Gleich daneben, er hatte sich von dem einen Schaufenster kaum losgerissen, war ein Juwelierladen, dessen Lichtmeer noch blendender und verwirrender war. Da lagen auf übereinander gebauten Spiegelglasplatten und Samtkissen funkelnde Steine vom farbig matten und weichen Halbedelstein bis zum feuerblitzenden Brillant, Hunderte von Ringen, Uhren, Broschen, Perlketten, Nadeln, Armreifen, die alle anzusehen man einen ganzen Tag gebraucht hätte, Kassetten, Schalen und Vasen aus Silber, Gold und Email, Agraffen, Zierdosen, Zigarrenspitzen, Etuis, Goldschmiedearbeiten und viele schimmernde, zierliche, feinsinnige Gegenstände, deren Bedeutung ihm vollkommen rätselhaft war.

Er schlich zum nächsten Laden. Der war wenigstens fünfmal so groß als die beiden vorherigen zusammen.

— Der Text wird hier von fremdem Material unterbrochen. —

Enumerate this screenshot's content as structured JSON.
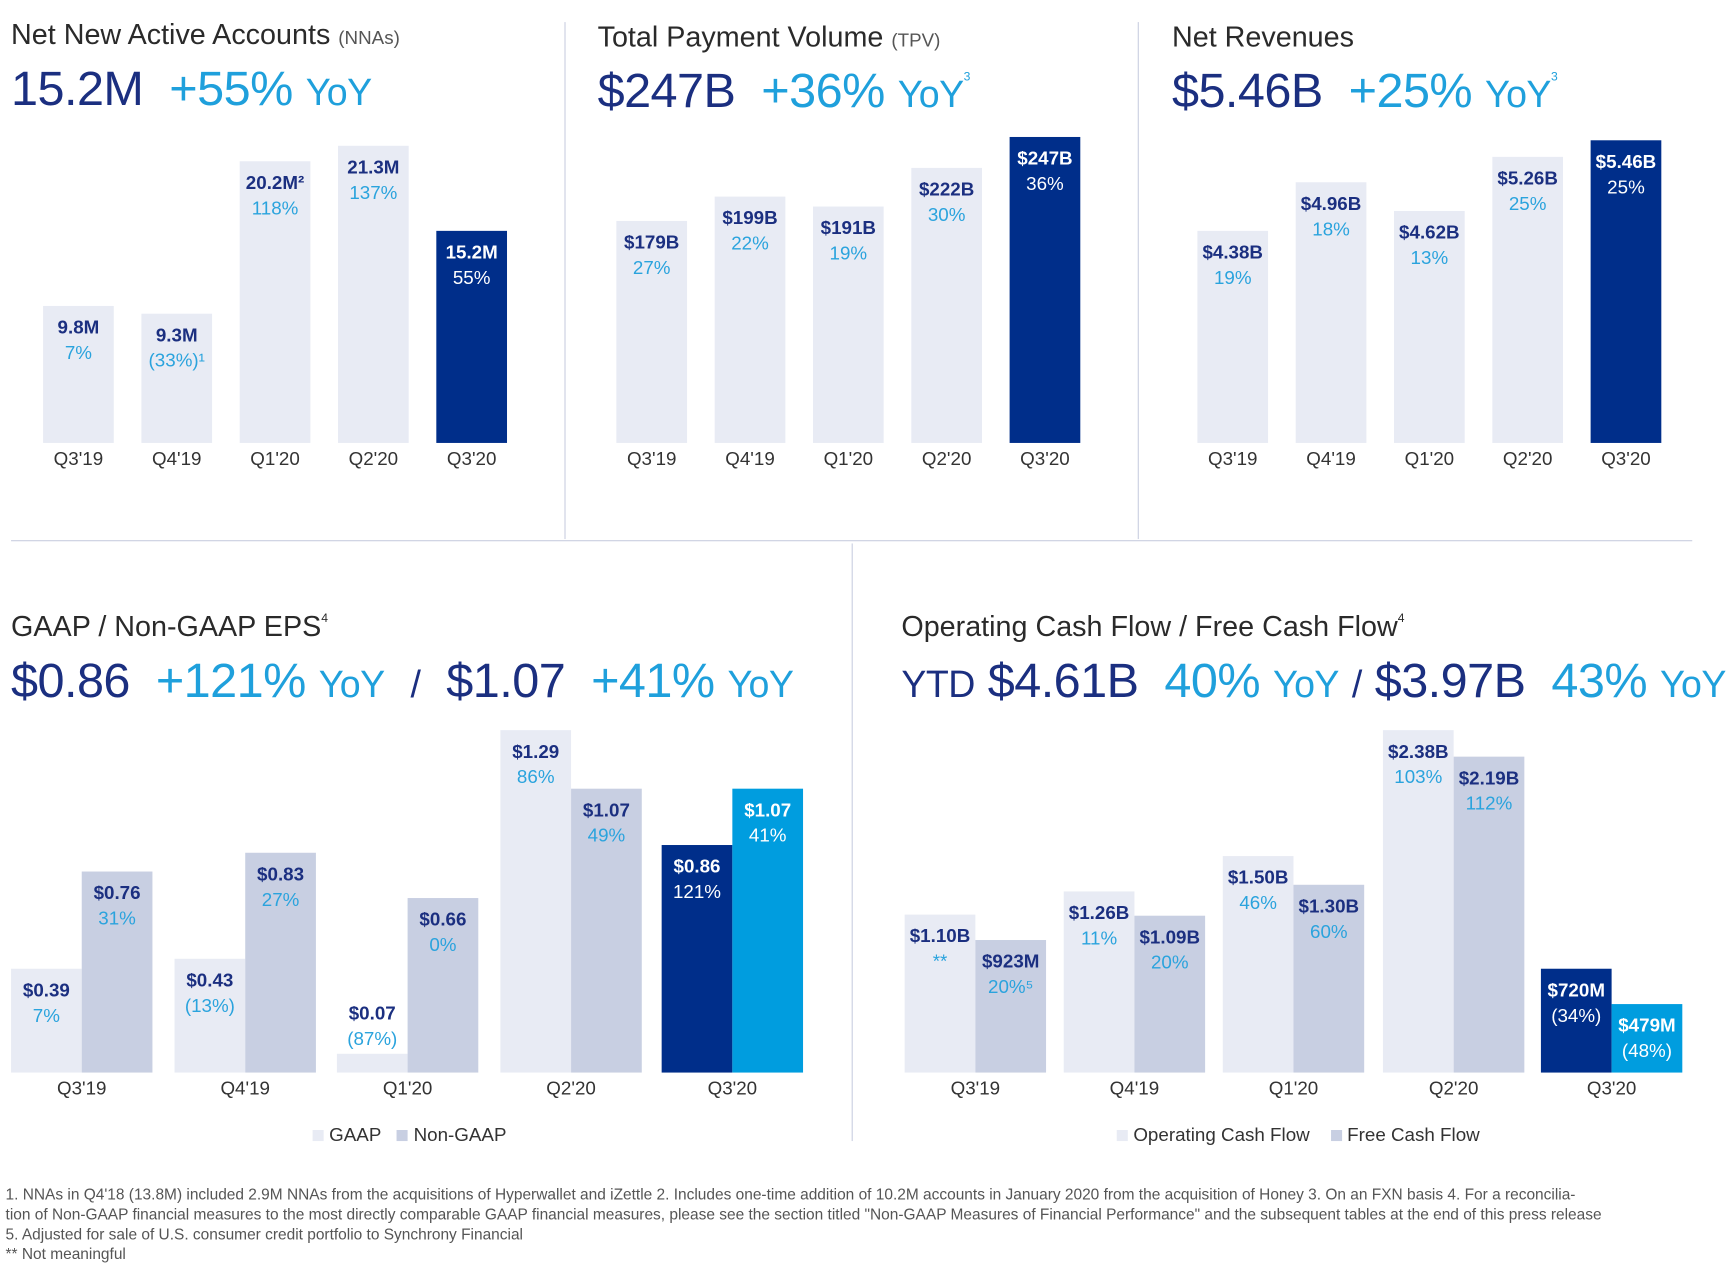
{
  "colors": {
    "navy": "#1b2f80",
    "dark_bar": "#002e8a",
    "light_blue": "#1fa0dc",
    "bright_bar": "#009ddf",
    "light_bar": "#e8ebf4",
    "mid_bar": "#c8cfe2"
  },
  "panels": {
    "nna": {
      "title": "Net New Active Accounts",
      "title_suffix": "(NNAs)",
      "value": "15.2M",
      "yoy": "+55%",
      "yoy_word": "YoY",
      "sup": ""
    },
    "tpv": {
      "title": "Total Payment Volume",
      "title_suffix": "(TPV)",
      "value": "$247B",
      "yoy": "+36%",
      "yoy_word": "YoY",
      "sup": "3"
    },
    "rev": {
      "title": "Net Revenues",
      "value": "$5.46B",
      "yoy": "+25%",
      "yoy_word": "YoY",
      "sup": "3"
    },
    "eps": {
      "title": "GAAP / Non-GAAP EPS",
      "sup": "4",
      "value1": "$0.86",
      "yoy1": "+121%",
      "yoy_word": "YoY",
      "sep": "/",
      "value2": "$1.07",
      "yoy2": "+41%"
    },
    "cf": {
      "title": "Operating Cash Flow / Free Cash Flow",
      "sup": "4",
      "prefix": "YTD",
      "value1": "$4.61B",
      "yoy1": "40%",
      "yoy_word": "YoY",
      "sep": "/",
      "value2": "$3.97B",
      "yoy2": "43%"
    }
  },
  "chart_data": [
    {
      "id": "nna",
      "type": "bar",
      "categories": [
        "Q3'19",
        "Q4'19",
        "Q1'20",
        "Q2'20",
        "Q3'20"
      ],
      "values": [
        9.8,
        9.3,
        20.2,
        21.3,
        15.2
      ],
      "value_labels": [
        "9.8M",
        "9.3M",
        "20.2M²",
        "21.3M",
        "15.2M"
      ],
      "growth_labels": [
        "7%",
        "(33%)¹",
        "118%",
        "137%",
        "55%"
      ],
      "ylim": [
        0,
        21.3
      ]
    },
    {
      "id": "tpv",
      "type": "bar",
      "categories": [
        "Q3'19",
        "Q4'19",
        "Q1'20",
        "Q2'20",
        "Q3'20"
      ],
      "values": [
        179,
        199,
        191,
        222,
        247
      ],
      "value_labels": [
        "$179B",
        "$199B",
        "$191B",
        "$222B",
        "$247B"
      ],
      "growth_labels": [
        "27%",
        "22%",
        "19%",
        "30%",
        "36%"
      ],
      "ylim": [
        0,
        247
      ]
    },
    {
      "id": "rev",
      "type": "bar",
      "categories": [
        "Q3'19",
        "Q4'19",
        "Q1'20",
        "Q2'20",
        "Q3'20"
      ],
      "values": [
        4.38,
        4.96,
        4.62,
        5.26,
        5.46
      ],
      "value_labels": [
        "$4.38B",
        "$4.96B",
        "$4.62B",
        "$5.26B",
        "$5.46B"
      ],
      "growth_labels": [
        "19%",
        "18%",
        "13%",
        "25%",
        "25%"
      ],
      "ylim": [
        1.85,
        5.46
      ]
    },
    {
      "id": "eps",
      "type": "bar",
      "categories": [
        "Q3'19",
        "Q4'19",
        "Q1'20",
        "Q2'20",
        "Q3'20"
      ],
      "ylim": [
        0,
        1.3
      ],
      "legend": "bottom",
      "series": [
        {
          "name": "GAAP",
          "values": [
            0.39,
            0.43,
            0.07,
            1.29,
            0.86
          ],
          "value_labels": [
            "$0.39",
            "$0.43",
            "$0.07",
            "$1.29",
            "$0.86"
          ],
          "growth_labels": [
            "7%",
            "(13%)",
            "(87%)",
            "86%",
            "121%"
          ]
        },
        {
          "name": "Non-GAAP",
          "values": [
            0.76,
            0.83,
            0.66,
            1.07,
            1.07
          ],
          "value_labels": [
            "$0.76",
            "$0.83",
            "$0.66",
            "$1.07",
            "$1.07"
          ],
          "growth_labels": [
            "31%",
            "27%",
            "0%",
            "49%",
            "41%"
          ]
        }
      ]
    },
    {
      "id": "cf",
      "type": "bar",
      "categories": [
        "Q3'19",
        "Q4'19",
        "Q1'20",
        "Q2'20",
        "Q3'20"
      ],
      "ylim": [
        0,
        2.4
      ],
      "legend": "bottom",
      "series": [
        {
          "name": "Operating Cash Flow",
          "values": [
            1.1,
            1.26,
            1.5,
            2.38,
            0.72
          ],
          "value_labels": [
            "$1.10B",
            "$1.26B",
            "$1.50B",
            "$2.38B",
            "$720M"
          ],
          "growth_labels": [
            "**",
            "11%",
            "46%",
            "103%",
            "(34%)"
          ]
        },
        {
          "name": "Free Cash Flow",
          "values": [
            0.923,
            1.09,
            1.3,
            2.19,
            0.479
          ],
          "value_labels": [
            "$923M",
            "$1.09B",
            "$1.30B",
            "$2.19B",
            "$479M"
          ],
          "growth_labels": [
            "20%⁵",
            "20%",
            "60%",
            "112%",
            "(48%)"
          ]
        }
      ]
    }
  ],
  "footnotes": [
    "1.  NNAs in Q4'18 (13.8M) included 2.9M NNAs from the acquisitions of Hyperwallet and iZettle     2.  Includes one-time addition of 10.2M accounts in January 2020 from the acquisition of Honey     3.  On an FXN basis     4.  For a reconcilia-",
    "tion of Non-GAAP financial measures to the most directly comparable GAAP financial measures, please see the section titled \"Non-GAAP Measures of Financial Performance\" and the subsequent tables at the end of this press release",
    "5.  Adjusted for sale of U.S. consumer credit portfolio to Synchrony Financial",
    "** Not meaningful"
  ]
}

Die untere Hausmauer war vollständig entfernt und auf rätselhafte Weise durch eine riesige Glasscheibe ersetzt worden, durch die man so ungehindert in die fürstlichen Gemächer eines Palastes blicken konnte, als befände man sich inmitten all dieser kostbaren Möbel, auf orientalischen Teppichen, vor flämischen und französischen Gobelins und Marmorkaminen, in vergoldeten Sesseln und seidenen Betten, unter Spiegeln, Kristallüstern, chinesischen Vasen, Porzellanfiguren –

Yatsuma wandte sich ab, er hatte vom Schauen genug. Obwohl er von vielen hundert Geschäften nur drei betrachtet hatte, war es ihm plötzlich, als hätte er viele Jahre in müßig leerem Nichtstun zugebracht.

Wohl oder übel mußte er noch an vielen ähnlichen Geschäften vorüber, und als er an die Straßenecke kam, zog sich in der neuen Straße auf beiden Seiten die gleiche unabsehbare Flucht lichtstrahlender Auslagen und Etablissements hin. Die Ecke, an der er stand, war eine Delikatessenhandlung. Er warf einen Blick hinein: amerikanische Konserven, Schinken, Torten, Konditoreien, russischer Kaviar, chinesischer und Ceylontee, Bananenbündel, gedörrte Trauben, Feigen, Datteln, griechische, spanische, dalmatinische Weine, Käse, Fische und Sardinen, ungarischer Paprikaspeck, indischer Reis, Mastgänse, Rebhühner, Fasanen, gespickte Hasenrücken, Schokolade, Kakaopulver, Ananas, Melonen, Kokosnüsse, Limonaden, Granaten, Oliven, gezuckerte Früchte …

Yatsumas Augen leuchteten plötzlich auf: er fand, nachdem er nur diese eine Straße durchgegangen war, daß er weniger als nichts besaß, und war sehr froh, daß er die Lösung des Gedankens gefunden hatte.